ORGANISM. A Review
Words and photographs by Alex Rabeau
Antony Youssef forces you to revaluate your perception of your surrounding environment in his newest installation, ORGANISM. From August 13 to 18, between 5 and 8pm, Youssef has converted the Holme Building Courtyard into an interactive micro-forest of illumination. Taking inspiration from works displayed in Vivid Sydney and the Dark Mofo Festival in Hobart, he strived to challenge artistic norms through this eccentric and charming display.
The motivation behind this exhibit was driven by society’s depreciation of the lifeform that is our surrounding environment. Youssef aimed to express the “dichotomy of the monument as both inanimate and alive”, with interactive light displays woven through seemingly barren trees. At first glance the small community of trees appears lifeless, however, through a variety of stimuli the visiting individual can bring them to life.
You are greeted at the start of the installation by ‘the lonely tree’, which requires you to converse with it by way of text message to then be rewarded with a mesmerizing light display. Perhaps a commentary on our reliance on phones as a means of interaction? A variety of other stimuli are requested by the subsequent trees, including light, water and movement (which is needed for ‘the shy tree’, my personal favourite).
I managed to chat to Antony a bit about his creation process for this instalment. He revealed to me an extraordinary level of dedication to his project, learning to code C++ from scratch to program the array of microprocessors used for each of the trees. The use of seemingly dead trees highlights the way we perceive a lot of our surroundings. This also contrasts nicely with the hypnotizing light display that is activated through interaction, giving these trees a hidden soul.

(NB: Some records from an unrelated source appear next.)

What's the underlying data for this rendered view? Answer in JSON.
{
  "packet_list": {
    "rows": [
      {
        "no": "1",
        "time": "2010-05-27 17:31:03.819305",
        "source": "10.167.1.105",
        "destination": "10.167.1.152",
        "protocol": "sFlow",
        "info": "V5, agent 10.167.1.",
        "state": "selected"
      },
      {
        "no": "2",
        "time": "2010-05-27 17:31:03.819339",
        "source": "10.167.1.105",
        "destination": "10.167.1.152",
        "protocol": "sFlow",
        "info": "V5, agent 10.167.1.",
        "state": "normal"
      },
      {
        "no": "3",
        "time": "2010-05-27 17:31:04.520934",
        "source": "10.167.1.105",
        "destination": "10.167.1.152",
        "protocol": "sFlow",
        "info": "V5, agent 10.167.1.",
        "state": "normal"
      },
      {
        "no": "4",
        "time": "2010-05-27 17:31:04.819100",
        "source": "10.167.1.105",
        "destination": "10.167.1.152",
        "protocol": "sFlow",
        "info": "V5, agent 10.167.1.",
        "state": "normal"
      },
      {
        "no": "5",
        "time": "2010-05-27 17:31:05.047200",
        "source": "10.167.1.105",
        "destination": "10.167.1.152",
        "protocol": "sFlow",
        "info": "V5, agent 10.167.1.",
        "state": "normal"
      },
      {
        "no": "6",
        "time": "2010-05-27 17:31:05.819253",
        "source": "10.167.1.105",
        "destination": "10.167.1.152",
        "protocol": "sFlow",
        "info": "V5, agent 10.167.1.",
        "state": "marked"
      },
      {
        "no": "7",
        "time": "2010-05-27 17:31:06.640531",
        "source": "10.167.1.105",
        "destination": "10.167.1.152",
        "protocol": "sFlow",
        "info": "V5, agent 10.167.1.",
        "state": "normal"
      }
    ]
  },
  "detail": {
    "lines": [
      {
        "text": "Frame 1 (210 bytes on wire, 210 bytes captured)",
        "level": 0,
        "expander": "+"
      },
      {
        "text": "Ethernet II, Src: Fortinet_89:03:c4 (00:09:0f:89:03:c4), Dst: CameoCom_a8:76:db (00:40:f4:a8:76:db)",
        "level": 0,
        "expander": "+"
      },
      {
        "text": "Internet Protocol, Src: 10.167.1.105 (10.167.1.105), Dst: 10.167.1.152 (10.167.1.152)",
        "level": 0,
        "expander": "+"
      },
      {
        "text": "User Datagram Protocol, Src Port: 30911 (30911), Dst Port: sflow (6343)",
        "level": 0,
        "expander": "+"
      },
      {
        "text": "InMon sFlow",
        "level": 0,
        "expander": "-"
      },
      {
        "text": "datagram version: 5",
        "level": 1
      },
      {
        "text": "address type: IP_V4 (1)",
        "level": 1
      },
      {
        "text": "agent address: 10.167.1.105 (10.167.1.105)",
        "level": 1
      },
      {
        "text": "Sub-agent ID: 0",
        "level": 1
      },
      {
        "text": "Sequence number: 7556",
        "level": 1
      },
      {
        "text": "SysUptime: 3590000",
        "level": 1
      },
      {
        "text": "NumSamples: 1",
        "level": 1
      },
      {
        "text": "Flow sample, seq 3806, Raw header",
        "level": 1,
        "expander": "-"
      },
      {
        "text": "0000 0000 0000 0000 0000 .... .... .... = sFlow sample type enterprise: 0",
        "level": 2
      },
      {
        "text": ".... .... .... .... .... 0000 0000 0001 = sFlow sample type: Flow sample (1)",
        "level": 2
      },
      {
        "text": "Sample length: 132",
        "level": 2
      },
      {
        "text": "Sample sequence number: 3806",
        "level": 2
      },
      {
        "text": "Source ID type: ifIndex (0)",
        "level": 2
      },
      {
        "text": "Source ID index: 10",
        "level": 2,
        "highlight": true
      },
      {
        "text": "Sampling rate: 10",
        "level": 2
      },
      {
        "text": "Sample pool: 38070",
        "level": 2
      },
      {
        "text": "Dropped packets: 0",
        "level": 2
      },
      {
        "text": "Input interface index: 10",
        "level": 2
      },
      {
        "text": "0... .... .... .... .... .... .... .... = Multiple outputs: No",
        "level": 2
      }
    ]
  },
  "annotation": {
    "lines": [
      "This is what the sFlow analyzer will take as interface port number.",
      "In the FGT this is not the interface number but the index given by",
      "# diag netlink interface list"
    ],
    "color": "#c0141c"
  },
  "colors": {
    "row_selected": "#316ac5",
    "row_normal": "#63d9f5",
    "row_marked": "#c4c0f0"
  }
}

As a global community there is an increasing disconnect with our habitat thus demanding an increasing need to extend more moral concern to our environment. Through this art display, Youssef reinvigorates this discourse to all who visit. The anthropomorphising of these seemingly inanimate monuments reminds us to treat our setting with more respect.
I truly recommend visiting this exhibit. It is a beautiful fusion of technology and environment as well as a fun incentive to reflect upon our own perception of our habitat.